Let $a,b$ be positive integers.Prove that there are no positive integers on the interval $\bigg[\frac{b^2}{a^2+ab},\frac{b^2}{a^2+ab-1}\bigg)$.
Problem
Source: 2022 China Southeast Grade 10 P7
Tags: number theory
03.08.2022 09:51
The problem is equivalent to showing there are no solutions to the Diophantine equation \[\left\lceil \frac{b^2}{k} \right\rceil = a(a+b).\]If $b$ is even, then let $b = 2c$ so that \[c^2 + \left\lceil \frac{4c^2}{k} \right\rceil = (a+c)^2;\]this is impossible by IMO Shortlist 2019 N8.
03.08.2022 10:17
when the china grade 10 p7 is harder than an ISL N8
03.08.2022 10:24
samrocksnature wrote: when the china grade 10 p7 is harder than an ISL N8 china stronk world weak
27.05.2023 20:15
Actually, the problem phrased like this is an easier version of ISL 2019 N8, the picture instructs you much more what to do.
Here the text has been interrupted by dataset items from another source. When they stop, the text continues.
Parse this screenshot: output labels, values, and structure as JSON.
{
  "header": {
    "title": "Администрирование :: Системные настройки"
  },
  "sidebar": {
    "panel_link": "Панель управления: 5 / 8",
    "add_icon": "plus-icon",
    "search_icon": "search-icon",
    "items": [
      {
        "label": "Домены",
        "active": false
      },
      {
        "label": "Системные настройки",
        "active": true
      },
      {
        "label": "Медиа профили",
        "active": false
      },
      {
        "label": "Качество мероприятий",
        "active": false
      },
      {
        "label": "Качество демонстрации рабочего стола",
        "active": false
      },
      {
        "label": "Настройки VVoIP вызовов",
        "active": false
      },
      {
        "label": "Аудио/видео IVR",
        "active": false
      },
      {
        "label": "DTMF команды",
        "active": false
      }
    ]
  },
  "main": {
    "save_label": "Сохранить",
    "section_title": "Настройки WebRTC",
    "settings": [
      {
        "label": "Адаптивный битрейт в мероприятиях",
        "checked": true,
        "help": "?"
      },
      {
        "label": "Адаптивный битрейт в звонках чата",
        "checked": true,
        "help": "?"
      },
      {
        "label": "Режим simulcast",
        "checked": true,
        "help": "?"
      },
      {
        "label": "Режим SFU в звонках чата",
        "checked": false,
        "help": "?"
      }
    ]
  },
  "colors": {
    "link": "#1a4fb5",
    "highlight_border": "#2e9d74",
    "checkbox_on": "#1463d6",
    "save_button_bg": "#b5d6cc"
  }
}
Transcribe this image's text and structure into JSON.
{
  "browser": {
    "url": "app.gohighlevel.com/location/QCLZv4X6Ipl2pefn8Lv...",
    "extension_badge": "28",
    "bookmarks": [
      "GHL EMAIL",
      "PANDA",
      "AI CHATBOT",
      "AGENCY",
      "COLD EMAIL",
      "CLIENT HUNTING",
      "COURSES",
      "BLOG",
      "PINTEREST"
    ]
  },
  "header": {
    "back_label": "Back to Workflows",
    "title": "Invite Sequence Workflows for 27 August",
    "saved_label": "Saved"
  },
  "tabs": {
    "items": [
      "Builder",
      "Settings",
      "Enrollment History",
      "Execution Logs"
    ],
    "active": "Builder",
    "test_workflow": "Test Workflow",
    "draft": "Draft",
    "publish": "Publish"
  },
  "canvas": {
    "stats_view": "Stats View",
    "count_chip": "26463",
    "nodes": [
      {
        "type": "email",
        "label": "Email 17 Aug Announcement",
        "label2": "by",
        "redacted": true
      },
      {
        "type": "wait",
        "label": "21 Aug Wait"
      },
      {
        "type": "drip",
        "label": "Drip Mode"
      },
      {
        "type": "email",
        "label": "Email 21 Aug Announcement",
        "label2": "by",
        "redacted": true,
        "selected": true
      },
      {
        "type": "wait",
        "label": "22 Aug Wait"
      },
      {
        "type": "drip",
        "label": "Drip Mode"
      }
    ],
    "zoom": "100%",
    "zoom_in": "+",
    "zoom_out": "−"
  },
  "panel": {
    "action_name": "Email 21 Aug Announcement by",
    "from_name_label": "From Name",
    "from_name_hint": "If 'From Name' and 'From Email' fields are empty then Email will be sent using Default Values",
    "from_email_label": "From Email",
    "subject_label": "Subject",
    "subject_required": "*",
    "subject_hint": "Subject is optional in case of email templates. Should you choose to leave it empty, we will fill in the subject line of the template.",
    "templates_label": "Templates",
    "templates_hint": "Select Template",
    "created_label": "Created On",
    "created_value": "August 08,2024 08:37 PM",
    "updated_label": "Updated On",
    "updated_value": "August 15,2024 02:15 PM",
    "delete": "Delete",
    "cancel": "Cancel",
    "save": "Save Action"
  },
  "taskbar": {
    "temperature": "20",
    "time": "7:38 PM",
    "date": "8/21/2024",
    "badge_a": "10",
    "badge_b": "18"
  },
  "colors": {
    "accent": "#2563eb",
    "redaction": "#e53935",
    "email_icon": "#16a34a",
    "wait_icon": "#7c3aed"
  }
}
For completeness, let us give the ISL self-contained proof (without switching firstly to the original problem) that $\left \lceil \frac{b^2}{k} \right\rceil = a(a+b)$ has no solution. I will write instead the equation $\left \lceil \frac{a^2}{b} \right\rceil = k(a+k)$, sorry. Suppose otherwise and let $(a,b,k)$ be a solution with minimal $k$. We have that $\frac{a^2}{b}$ exceeds $k(a+k) - 1 > ak$, so $a > kb$; on the other hand, $k(a+k)$ is at least $\frac{a^2}{b} > \frac{a^2-k^2}{b}$, thus $a<k(b+1)$. Hence we may write $a = kb + r$ for some $0 < r < k$. Substituting leads to $\left \lceil \frac{a^2}{b} \right \rceil = k^2b + 2kr + \left \lceil \frac{r^2}{b} \right \rceil$ and $k(a+k) = k^2b + 2kr + k(k-r)$, hence $\left \lceil \frac{r^2}{b} \right \rceil = k_0(k_0 + r)$, where $k_0 = k-r$. In the latter we have $r>0$ and $0 < k_0 < k$, contradicting the minimality of $k$.
28.05.2023 06:40
I think this problem is the same as ELMO SL 2012 N6 up to minor variable changes.